Generally larger practices and groups will frequently adopt a multiple of EBITDA (Earnings Before Interest, Taxes, Depreciation and Amortization) as the basis for their valuation, while smaller (predominantly smaller NHS) practices usually look for a percentage of the gross income. Typically, based on an associate led dental valuation, individual practices can be purchased at an average of 6.4 x EBITDA. But that value will change based on the factors we’ve noted above.

Max explains; “It is worth noting that we make no assumptions related to staff costs and associates costs, and we suggest that if any changes have to take place, this will have to be done ahead of completion as the seller’s responsibility.”

In principle, the initial valuation is determined by factors below;

  • Last three years accounts
  • Most recent NHS Pay & Activity Statement
  • Private turnover and type of dentistry
  • Last 12 months actual income from management account
  • Clinicians – role, days worked, pay rate, start date, income generated
  • Support team – position, days/hours worked, pay rate and start date
  • Details of the freehold value or lease terms

“As valuers, we analyze the intangible asset and scrutinize the personal goodwill compared to the commercial goodwill of the business, which can drive not only the price but also the terms of the deal,” explains Max. “The deferred consideration and the length of time that a buyer would request a seller to stay in the business post-completion, to minimize their risk of investment also affects final price.

“We also look at the potential in the business and driving factors such as location and demographics, how long the business has been established for, space for more surgeries in the building or outside. We look at the percentage of chair utilization and spare chairs usage and any upward trend in the income stream.”

So, if all this sounds complicated, remember that you can hire an advisor to help you sell as well as to buy. When selling your practice, you want an agent to represent your best interests. Choose someone who has done it before, with a good reputation and an extensive network. Make sure that have complete knowledge and understanding of the dental practice sales process, and the strength and confidence to negotiate deals and terms.”

Think strategically

Another point is to remember what you’re selling. “You need a clear exit plan,” says Max. “Make it clear that you want to leave or stay in the business. Be aware of how this might affect the valuation a corporate [chain] puts on the practice. We advise all principals to obtain a free valuation report of their practice with us, important if they are thinking of selling imminently or in the next 3-5 years.”

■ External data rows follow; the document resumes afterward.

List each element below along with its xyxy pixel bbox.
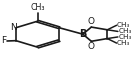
Text: F: F bbox=[1, 37, 6, 45]
Text: B: B bbox=[79, 29, 86, 39]
Text: CH₃: CH₃ bbox=[118, 34, 132, 40]
Text: O: O bbox=[87, 42, 94, 51]
Text: CH₃: CH₃ bbox=[30, 3, 45, 12]
Text: CH₃: CH₃ bbox=[117, 40, 130, 46]
Text: CH₃: CH₃ bbox=[117, 22, 130, 28]
Text: O: O bbox=[87, 17, 94, 26]
Text: CH₃: CH₃ bbox=[118, 28, 132, 34]
Text: N: N bbox=[10, 23, 17, 32]
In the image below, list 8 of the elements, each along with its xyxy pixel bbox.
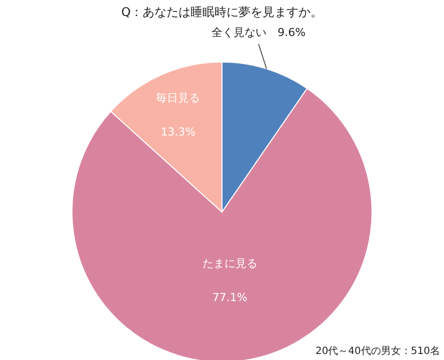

Keeping your team on-board is also important. Informing them at the right time and in the right way will stop people panicking getting stressed, or even worse getting a new job. If you’re selling a going concern that includes the contracts of your staff, it would be good for all concerned if they were still part of the business when the transaction is completed.

In conclusion

“The world of dentistry is constantly changing,” says Ben Baker. “BHA has been involved for the last 20 years and we have built Pearl Dental Software to be responsive to changes in clinical practice. The latest version of Pearl reflects the most recent developments in the business side of dentistry as well. We’ve seen spurious reports of how some business software will change the value of your business; a variation of + or – 15% is often quoted. Maintaining practice value is all about flexibility. Pearl has the flexibility needed to cope with the way your business develops, whether that’s acquiring additional practices, changing ownership or just steady as she goes.”